Surprisingly, barely anybody noticed our two little tents hidden in the tall grass surrounding the monument. We were woken up by the roar of motorbikes rushing by, and climbed out as if we were the newborn cubs of the cement tiger itself. The villagers didn't seem to be too surprised – this might have solved the puzzle of where white people come from.
A short breakfast, a ride on a tomato truck, and we were in the forest. There was nobody in the ticket office, so there was nobody to pay an entrance fee to. That was just fine with us.
Kerinci didn't disappoint. Gibbons announced their presence in the canopy as soon as we entered the forest, and I almost brought one down when it lost its grip on a branch frightened by the flash of my camera. Orange leaf monkeys let me get much closer, even though they sat relatively low and watched me tear through the jungle towards them.
We climbed all day and set up camp - one two-person tent for the four of us. Our little home was very cold but also very cozy. We didn't bring much food, but as little as there was of it, it still required cooking. That turned out to be the biggest challenge of all – every square millimeter of forest around us was soggy and virtually impossible to burn. Shurik slaved for over three hours, using, among other things, a sleeping mat as bellows, before he was able to heat up some water Vova had found in a puddle in the forest.

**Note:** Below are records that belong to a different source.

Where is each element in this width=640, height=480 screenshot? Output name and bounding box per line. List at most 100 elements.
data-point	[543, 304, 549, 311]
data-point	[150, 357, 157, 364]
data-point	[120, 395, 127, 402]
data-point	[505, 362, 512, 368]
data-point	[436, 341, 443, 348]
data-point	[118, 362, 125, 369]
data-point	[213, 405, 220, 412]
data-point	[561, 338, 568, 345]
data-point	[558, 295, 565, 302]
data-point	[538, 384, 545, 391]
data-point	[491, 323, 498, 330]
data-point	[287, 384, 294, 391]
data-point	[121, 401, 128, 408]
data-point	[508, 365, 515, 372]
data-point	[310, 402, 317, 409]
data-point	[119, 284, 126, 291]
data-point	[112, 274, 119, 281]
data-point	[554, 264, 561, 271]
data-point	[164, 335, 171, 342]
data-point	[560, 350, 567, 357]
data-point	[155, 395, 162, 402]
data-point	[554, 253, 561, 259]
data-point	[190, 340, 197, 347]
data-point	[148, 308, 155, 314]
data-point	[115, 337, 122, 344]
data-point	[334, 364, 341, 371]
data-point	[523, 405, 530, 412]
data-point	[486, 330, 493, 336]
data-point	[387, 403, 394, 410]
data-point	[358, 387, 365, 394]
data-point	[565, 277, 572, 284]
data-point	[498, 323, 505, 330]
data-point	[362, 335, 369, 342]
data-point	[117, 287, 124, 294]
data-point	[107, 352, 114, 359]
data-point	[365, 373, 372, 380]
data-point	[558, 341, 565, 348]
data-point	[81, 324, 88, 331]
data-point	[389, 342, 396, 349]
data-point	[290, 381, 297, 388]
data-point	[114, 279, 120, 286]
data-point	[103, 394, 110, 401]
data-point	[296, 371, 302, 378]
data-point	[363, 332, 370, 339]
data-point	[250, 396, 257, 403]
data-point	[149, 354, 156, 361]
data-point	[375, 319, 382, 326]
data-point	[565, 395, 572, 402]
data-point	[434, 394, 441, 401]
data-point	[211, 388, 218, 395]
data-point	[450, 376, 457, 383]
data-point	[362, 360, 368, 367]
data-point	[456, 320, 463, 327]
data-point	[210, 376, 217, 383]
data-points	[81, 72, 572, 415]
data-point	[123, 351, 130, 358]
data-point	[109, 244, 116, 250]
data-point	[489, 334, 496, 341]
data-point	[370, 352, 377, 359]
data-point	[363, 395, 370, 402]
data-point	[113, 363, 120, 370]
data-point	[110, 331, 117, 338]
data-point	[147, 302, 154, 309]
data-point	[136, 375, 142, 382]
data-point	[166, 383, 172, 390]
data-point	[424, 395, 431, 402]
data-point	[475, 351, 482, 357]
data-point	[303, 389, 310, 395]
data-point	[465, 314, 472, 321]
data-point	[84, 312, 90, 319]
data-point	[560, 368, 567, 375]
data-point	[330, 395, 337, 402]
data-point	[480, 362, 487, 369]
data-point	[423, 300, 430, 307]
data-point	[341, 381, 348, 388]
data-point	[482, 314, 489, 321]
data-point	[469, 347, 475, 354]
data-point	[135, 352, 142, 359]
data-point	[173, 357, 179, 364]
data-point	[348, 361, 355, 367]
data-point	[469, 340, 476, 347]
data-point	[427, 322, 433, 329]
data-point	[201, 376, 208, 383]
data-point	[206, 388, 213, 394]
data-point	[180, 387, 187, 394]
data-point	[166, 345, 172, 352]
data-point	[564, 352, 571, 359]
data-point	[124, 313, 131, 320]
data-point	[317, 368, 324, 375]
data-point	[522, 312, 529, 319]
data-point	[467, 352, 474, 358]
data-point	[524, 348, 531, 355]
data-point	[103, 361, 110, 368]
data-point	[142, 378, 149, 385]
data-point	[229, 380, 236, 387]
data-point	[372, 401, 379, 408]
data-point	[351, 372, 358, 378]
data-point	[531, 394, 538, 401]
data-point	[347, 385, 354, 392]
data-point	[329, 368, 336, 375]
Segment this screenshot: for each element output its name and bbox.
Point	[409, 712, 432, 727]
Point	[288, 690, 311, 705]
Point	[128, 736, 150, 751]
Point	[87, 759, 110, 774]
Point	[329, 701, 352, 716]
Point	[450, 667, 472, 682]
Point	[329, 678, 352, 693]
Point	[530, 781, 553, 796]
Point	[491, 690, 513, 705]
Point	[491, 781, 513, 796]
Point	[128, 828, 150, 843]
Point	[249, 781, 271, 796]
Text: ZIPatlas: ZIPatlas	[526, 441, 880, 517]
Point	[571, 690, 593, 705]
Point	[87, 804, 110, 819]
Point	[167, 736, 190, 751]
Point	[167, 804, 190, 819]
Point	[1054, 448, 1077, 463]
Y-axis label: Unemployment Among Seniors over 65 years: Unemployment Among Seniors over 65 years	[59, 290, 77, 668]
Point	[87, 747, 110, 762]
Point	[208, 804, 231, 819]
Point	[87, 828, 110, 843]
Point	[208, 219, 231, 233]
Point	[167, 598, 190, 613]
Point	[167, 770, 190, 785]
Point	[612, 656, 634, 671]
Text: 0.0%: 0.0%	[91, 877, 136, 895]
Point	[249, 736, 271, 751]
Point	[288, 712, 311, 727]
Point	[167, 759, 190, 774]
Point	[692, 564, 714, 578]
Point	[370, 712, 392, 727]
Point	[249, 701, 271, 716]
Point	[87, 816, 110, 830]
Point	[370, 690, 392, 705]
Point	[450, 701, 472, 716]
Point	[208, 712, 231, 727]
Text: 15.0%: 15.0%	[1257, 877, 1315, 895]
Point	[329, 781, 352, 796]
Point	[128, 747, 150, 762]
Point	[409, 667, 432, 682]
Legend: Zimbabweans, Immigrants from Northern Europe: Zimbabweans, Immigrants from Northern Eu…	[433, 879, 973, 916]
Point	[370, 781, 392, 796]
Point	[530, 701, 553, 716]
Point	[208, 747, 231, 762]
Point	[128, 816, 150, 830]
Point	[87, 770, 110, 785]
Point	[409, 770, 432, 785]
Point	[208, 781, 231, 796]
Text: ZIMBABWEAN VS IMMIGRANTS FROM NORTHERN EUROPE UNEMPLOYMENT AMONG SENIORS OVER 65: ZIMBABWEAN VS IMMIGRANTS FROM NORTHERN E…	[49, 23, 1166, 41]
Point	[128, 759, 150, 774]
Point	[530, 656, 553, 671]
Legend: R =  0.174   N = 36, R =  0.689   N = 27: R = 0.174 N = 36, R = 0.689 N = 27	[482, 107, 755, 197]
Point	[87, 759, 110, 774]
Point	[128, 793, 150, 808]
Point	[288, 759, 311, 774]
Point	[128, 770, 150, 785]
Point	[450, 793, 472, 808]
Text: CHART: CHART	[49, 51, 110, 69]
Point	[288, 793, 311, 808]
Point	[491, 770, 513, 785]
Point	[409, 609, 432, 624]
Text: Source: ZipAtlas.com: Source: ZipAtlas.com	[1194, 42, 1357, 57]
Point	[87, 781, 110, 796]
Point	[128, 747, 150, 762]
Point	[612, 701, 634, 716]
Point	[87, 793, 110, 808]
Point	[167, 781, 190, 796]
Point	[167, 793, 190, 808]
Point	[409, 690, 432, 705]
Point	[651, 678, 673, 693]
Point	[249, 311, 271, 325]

Food was running out, and the cold didn't make life here very comfortable. One day we met a Singaporean birdwatcher with a guide, and he gave us what was left of his chocolate. It hit me how hippie we must look to him – four citizens of the world, all with higher education and about ready to hunt for squirrels to supplement our diet
of forest blackberries. But the way we look, and the way we are are two very different things. Sometimes, even some of our parents cannot tell the difference. But it has become our educated privilege to pick our own path, and it is our right, nay, our responsibility to ourselves and to the lifestyle we have chosen to avoid being distracted by how somebody who doesn't know us might perceive us.
We all fell in love with the serenity of Kerinci, and stayed three nights, keeping busy by boiling water, going on night walks, and playing everything from cards to charades.